Clorox Seeks Dismissal of 401(k) Forfeiture Complaint

The company argues in the filing that its fiduciaries followed IRS guidance on how unused retirement assets can be used.

The Clorox Co. filed a motion to dismiss a proposed class action suit alleging it violated federal benefits law by using 401(k) forfeitures to reduce company contribution costs instead of defraying costs for plan participants.

Participant James McManus filed the complaint against the Clorox Co. and the fiduciaries of the Clorox Co. 401(k) Plan in U.S. District Court for the Northern District of California on October 18. The filing alleges that plan fiduciaries consistently used forfeited funds exclusively for the company’s benefit by reducing company contributions to the plan, instead of by reducing administrative expenses that are passed on to participants.

Never miss a story — sign up for PLANADVISER newsletters to keep up on the latest retirement plan adviser news.

According to the complaint, from 2017 to 2022, company nonelective contributions to the plan were reduced by a total of $5.7 million as a result of Clorox’s reallocation of forfeited funds. The class action is seeking to recoup any amount the court would find was improperly used, along with litigation fees.

On Wednesday, Clorox filed a motion to dismiss the case on the grounds that the plan committee had laid out the use of forfeitures in the plan documents, as per IRS guidance, and did not violate any fiduciary duties by using the funds as laid out.

“The Complaint should be dismissed because it effectively seeks (i) to bar the long-standing practice, expressly required by a sixty-year-old IRS regulation, of reallocating forfeitures to cover other benefits promised by the Plan and (ii) to require instead that forfeitures be diverted to individual participant accounts to provide additional benefits not promised by the Plan,” the motion states. “The Court should reject Plaintiff’s novel, and strained, construction of ERISA.”

Lawyers for Clorox went on to argue that Congress and the Department of Labor, which has authority over the Employee Retirement Income Security Act, have endorsed this use of forfeitures.

McManus v. Clorox Co. is one of five filed by Pasadena, California-based law firm Hayes Pawlenko LLP this year regarding how plan sponsors managed funds from nonvested portions of terminated participant accounts. In addition to Clorox, those complaints target HP Inc., Intuit Inc., Qualcomm Inc. and Thermo Fisher Scientific Inc.

According to the IRS, participant forfeitures can be used to pay plan expenses, to reduce employer contributions or by allocating them back to plan participants, according to a recent presentation by attorneys from Faegre Drinker Biddle & Reath LLP. How fiduciaries handle forfeitures, however, must be laid out in the plan documents, Faegre Drinker attorneys noted.

In Clorox’s attempt to dismiss the case, its attorneys note the five other complaints being filed in a short period of time, arguing that the law firm is seeking “to undo sixty years of lawful conduct.”

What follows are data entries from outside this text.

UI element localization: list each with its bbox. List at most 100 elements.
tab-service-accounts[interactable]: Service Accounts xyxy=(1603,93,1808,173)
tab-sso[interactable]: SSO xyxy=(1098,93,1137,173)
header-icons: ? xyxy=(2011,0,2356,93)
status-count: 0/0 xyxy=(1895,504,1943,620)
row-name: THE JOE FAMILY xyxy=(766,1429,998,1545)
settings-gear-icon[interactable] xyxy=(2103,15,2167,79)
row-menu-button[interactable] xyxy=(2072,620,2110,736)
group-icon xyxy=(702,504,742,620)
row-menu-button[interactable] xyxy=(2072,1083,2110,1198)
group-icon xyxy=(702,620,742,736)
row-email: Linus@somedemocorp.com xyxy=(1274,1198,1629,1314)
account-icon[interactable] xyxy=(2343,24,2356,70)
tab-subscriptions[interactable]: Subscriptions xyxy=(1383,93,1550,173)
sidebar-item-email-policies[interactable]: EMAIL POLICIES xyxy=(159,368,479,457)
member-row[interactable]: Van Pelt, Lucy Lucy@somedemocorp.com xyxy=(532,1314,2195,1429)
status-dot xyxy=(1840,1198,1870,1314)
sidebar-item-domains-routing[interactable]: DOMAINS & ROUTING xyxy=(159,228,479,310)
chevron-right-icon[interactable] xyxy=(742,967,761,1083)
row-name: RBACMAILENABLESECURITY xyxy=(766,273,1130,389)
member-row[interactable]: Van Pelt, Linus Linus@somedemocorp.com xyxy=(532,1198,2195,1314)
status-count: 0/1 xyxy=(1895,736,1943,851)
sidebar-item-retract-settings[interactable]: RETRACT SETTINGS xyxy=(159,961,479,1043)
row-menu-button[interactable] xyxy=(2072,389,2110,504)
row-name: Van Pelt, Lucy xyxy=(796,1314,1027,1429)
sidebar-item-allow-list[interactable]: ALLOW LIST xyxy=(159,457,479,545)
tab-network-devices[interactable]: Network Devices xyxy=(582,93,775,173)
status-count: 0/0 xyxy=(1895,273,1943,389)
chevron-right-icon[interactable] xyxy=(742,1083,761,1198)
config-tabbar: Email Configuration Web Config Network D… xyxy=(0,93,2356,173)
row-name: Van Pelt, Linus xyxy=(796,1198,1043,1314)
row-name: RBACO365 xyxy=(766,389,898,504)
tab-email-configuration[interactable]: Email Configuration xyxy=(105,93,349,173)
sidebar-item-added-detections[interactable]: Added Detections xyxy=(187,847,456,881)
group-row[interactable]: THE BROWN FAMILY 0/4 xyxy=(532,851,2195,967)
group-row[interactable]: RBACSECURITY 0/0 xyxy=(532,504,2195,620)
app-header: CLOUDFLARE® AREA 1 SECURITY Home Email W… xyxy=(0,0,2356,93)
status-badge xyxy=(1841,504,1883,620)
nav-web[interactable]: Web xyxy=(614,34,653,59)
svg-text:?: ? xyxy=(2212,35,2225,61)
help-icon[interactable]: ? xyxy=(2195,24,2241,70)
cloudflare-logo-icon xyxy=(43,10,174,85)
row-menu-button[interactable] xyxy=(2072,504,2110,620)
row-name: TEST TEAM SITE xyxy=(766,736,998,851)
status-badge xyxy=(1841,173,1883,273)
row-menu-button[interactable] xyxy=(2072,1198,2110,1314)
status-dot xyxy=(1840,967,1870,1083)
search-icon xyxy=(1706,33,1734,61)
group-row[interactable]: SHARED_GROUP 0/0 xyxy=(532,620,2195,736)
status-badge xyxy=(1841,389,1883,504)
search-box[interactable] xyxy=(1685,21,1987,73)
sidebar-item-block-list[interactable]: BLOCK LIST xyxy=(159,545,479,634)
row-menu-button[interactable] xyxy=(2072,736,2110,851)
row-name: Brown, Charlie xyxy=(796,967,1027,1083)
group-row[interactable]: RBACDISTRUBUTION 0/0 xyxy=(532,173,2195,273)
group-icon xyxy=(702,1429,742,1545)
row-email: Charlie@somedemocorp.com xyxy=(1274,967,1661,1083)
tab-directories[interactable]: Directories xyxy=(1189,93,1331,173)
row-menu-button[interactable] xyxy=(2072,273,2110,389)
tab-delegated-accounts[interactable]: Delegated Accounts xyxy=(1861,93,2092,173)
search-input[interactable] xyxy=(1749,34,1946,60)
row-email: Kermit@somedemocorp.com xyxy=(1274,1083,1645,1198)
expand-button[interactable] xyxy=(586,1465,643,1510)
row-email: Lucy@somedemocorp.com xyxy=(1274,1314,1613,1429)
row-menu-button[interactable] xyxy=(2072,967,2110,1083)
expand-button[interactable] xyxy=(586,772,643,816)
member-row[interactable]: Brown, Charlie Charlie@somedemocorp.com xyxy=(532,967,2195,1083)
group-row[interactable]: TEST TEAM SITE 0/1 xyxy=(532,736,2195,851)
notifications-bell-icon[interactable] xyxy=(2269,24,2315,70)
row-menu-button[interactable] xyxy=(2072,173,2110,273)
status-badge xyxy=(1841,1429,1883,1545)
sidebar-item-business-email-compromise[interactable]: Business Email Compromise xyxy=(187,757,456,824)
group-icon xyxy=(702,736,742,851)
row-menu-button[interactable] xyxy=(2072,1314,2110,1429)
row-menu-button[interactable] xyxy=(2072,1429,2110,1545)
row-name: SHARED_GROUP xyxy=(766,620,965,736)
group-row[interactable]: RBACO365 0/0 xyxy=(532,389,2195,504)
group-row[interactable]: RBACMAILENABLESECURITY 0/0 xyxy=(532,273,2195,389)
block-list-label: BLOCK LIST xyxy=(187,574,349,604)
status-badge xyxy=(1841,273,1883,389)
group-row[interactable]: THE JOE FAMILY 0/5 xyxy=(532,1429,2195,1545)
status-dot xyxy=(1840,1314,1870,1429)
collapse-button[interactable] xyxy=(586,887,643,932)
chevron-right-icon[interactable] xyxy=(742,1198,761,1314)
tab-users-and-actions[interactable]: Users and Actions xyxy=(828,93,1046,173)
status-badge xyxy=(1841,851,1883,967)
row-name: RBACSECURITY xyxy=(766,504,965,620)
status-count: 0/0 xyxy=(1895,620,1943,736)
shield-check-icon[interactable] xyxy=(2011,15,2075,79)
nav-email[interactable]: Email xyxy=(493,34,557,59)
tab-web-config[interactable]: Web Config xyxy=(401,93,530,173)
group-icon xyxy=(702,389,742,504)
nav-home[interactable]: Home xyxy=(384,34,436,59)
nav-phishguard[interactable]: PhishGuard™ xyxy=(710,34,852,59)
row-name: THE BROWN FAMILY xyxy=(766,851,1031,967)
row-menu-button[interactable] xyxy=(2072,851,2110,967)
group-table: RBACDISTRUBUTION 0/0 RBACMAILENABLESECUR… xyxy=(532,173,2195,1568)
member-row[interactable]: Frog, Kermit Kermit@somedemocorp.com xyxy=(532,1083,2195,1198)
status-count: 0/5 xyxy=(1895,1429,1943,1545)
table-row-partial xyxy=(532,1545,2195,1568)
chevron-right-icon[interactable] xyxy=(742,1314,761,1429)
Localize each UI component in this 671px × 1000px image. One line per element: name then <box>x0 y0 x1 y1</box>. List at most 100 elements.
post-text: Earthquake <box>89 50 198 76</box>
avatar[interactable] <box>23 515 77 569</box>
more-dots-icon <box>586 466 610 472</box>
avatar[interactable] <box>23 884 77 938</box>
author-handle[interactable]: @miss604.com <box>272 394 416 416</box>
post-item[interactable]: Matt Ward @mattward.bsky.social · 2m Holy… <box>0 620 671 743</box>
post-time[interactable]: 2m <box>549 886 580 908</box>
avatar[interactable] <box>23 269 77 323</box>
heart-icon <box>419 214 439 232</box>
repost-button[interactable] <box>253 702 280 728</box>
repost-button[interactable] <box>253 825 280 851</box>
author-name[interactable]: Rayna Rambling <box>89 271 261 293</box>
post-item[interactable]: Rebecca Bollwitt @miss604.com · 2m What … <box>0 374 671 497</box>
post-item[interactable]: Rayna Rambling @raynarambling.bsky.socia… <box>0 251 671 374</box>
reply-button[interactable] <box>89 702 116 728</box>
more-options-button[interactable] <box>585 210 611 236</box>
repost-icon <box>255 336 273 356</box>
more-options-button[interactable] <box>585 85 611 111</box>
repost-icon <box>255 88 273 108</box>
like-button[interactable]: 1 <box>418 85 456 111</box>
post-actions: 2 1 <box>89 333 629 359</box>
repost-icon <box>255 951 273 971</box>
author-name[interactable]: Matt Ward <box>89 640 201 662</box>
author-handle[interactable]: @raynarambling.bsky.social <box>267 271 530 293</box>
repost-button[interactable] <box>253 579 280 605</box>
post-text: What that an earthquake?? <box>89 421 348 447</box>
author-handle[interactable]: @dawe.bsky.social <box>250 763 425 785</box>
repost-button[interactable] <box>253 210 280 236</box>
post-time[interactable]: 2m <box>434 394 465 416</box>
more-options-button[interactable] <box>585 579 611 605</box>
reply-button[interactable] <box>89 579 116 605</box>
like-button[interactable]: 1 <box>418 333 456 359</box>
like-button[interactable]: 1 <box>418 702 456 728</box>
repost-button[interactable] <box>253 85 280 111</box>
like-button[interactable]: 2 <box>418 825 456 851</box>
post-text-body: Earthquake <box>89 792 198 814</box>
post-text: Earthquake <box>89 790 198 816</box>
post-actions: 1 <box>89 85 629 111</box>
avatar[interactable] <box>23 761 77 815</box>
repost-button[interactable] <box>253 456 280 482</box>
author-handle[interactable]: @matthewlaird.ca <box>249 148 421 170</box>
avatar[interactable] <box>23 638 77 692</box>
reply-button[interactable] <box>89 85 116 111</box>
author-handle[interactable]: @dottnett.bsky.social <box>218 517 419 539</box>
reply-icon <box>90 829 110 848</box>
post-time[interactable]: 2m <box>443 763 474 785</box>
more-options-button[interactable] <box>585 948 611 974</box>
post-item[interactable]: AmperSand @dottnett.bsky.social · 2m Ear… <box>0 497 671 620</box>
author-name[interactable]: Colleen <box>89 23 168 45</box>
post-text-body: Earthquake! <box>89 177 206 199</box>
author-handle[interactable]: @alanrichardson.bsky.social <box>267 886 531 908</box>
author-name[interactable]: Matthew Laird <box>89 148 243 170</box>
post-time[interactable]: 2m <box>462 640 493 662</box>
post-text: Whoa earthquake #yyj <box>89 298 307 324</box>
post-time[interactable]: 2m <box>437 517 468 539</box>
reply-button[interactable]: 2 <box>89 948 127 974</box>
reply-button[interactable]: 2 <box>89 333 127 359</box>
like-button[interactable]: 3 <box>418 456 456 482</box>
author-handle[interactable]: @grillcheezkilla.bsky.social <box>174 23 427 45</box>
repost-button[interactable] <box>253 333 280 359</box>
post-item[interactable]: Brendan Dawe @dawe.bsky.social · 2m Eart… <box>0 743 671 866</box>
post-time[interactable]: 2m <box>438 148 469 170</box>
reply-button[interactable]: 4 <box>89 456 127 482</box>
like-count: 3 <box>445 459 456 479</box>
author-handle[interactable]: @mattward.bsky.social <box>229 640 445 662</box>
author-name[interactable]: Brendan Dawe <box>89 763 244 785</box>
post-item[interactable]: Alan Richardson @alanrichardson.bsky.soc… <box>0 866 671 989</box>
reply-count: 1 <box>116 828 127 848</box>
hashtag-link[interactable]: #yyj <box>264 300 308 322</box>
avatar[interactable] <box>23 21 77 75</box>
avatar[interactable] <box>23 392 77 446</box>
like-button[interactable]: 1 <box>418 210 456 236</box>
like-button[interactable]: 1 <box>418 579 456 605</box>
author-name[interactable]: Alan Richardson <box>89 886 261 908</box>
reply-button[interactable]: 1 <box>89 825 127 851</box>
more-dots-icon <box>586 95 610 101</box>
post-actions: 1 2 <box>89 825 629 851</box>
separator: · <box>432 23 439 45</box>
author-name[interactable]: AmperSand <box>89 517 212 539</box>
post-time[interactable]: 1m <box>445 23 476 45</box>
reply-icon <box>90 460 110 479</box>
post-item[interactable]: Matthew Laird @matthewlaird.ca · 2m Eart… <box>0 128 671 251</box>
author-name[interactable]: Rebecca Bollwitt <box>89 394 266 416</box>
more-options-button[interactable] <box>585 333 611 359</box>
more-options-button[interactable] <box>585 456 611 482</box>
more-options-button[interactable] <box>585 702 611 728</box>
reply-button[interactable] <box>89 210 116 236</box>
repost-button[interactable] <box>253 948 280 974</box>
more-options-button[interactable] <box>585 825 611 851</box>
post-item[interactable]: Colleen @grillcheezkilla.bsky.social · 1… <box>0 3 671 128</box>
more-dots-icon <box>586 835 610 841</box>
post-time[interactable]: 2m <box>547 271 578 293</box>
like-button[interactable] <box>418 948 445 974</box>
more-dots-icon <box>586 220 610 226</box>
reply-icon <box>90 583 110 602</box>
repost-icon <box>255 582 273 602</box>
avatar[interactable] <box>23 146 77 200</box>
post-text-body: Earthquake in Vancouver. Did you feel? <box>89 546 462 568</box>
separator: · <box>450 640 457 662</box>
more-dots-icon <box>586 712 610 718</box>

In an additional filing by the Clorox defendants, they requested judicial notice of several plan documents intended to show the fiduciaries followed procedure in documenting how the plan would use participant forfeitures. The documentation included the Clorox Co. 401(k) Plan Amendment and Restatement and summary plan description, both effective January 1, 2017.

“The Court may consider a document that contains the [p]lan’s terms and benefits even though [p]laintiffs do not reference the document in the [complaint],” the court document states.

Clorox has also requested judicial notice of the plan’s Forms 5500 from 2017 to 2023, which were filed with the DOL, as well as excerpts from H.R. No. 99-841, which is a “proper subject of judicial notice because it constitutes excerpts of the legislative history for the Tax Reform Act of 1986.”

Clorox’s 401(k) plan has 6,451 active participants with about $1.87 billion in assets, according to 2022 Form 5500 filings tracked by Brightscope, which, like PLANADVISER, is owned by ISS STOXX.

According to the court documents, eligible Clorox employees begin receiving the plan’s nonelective employer contribution after one year of service. At the end of each calendar year, the company makes a contribution equal to 6% of the participant’s eligible compensation, with vesting of that contribution based on a set schedule according to years of service.

If a participant leaves the plan, any nonvested amount reverts to the plan. The plan document notes that the “[f]orfeited amounts will be used, as determined by the Committee in its sole discretion, to pay Plan expenses, to reduce contributions to the Plan and to restore forfeitures,” according to the court filings.

McManus initially brought six claims of negligence against the plan committee, including breaching fiduciary duties regarding the forfeitures and failing to monitor fiduciary practices. Clorox is seeking dismissal of all six claims. Its request for dismissal was filed ahead of the January 23, 2024 hearing on the case.